Viele Freisprüche für Vergewaltiger

fs /  Vergewaltigungsprozesse enden überdurchschnittlich oft mit einem Freispruch. Ein Kriminologe macht dafür die öffentliche Aufmerksamkeit verantwortlich.

In Deutschland sprachen Gerichte 2015 insgesamt über 940’000 Angeklagte ein Urteil. In 27’000 Fällen war dies ein Freispruch. Dieser Anteil von 3 Prozent ist seit Jahren stabil. Markant höher war 2015 der Freispruchanteil von 25 Prozent bei Vergewaltigungen und sexuellen Nötigungen. Diese Freispruchquote ist auch deutlich höher im Vergleich zu anderen Delikten mit überdurchschnittlicher Freispruchquote wie Raub (9 Prozent) und Tötungsdelikten (8 Prozent). Dies geht aus einer Studie des Kriminologen Jörg Kinzig hervor, berichtet die «Süddeutsche Zeitung».

Schwierige Beweislage
Kinzig vertritt die These, dass die überdurchschnittlich hohe Freispruchquote bei Vergewaltigungen und sexuellen Nötigungen auf eine gestiegene öffentliche Aufmerksamkeit für diese Delikte zurückzuführen ist. Bei Sexualdelikten ist die Beweislage oft schwierig, weil Aussage gegen Aussage steht. Aufgrund von Fallanalysen sagt Kinzig, heute erhebe die Justiz auch in Fällen, die früher wegen fehlender Beweise eingestellt worden wären, Anklagen und führe Prozesse. Wegen der schwierigen Beweislage endeten viele dieser Prozesse dann mit einem Freispruch.

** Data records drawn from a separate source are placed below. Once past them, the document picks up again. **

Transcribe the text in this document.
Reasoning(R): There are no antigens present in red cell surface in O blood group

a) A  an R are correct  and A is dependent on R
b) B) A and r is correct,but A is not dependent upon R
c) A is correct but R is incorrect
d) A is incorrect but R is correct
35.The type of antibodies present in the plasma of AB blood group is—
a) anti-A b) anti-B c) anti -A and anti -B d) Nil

Freispruchquote verdoppelt
Ein weiteres Indiz für seine These ist laut Kinzig, dass in Deutschland die Freispruchquote für andere Delikte stabil ist. Hingegen hat sie sich bei den Sexualdelikten in den vergangenen beiden Jahrzehnten fast verdoppelt. Im gleichen Zeitraum ist die öffentliche Aufmerksamkeit für diese Delikte gewachsen, es wären also eher weniger Freisprüche für mutmassliche Vergewaltiger zu erwarten gewesen.

«Viele Quasi-Freisprüche»
Im Unterschied zu den Sexualdelikten stellt die Justiz laut Kinzig viele andere Anklagen vorzeitig ein. Hinter der scheinbar niedrigen durchschnittlichen Freispruchsquote bei anderen vermuteten Delikten verberge sich eine Vielzahl von Verfahren, die schon vor einem Prozess beendet werden. So stellen die Staatsanwaltschaften in Deutschland rund 60 Prozent aller Verfahren ein. Und die Strafgerichte verfügen in einem Viertel der Fälle, die bis zu ihnen gelangen, eine Einstellung. Das seien «viele kleine Quasi-Freisprüche», bevor es zu einem Urteil kommt, kommentiert die «Süddeutsche Zeitung».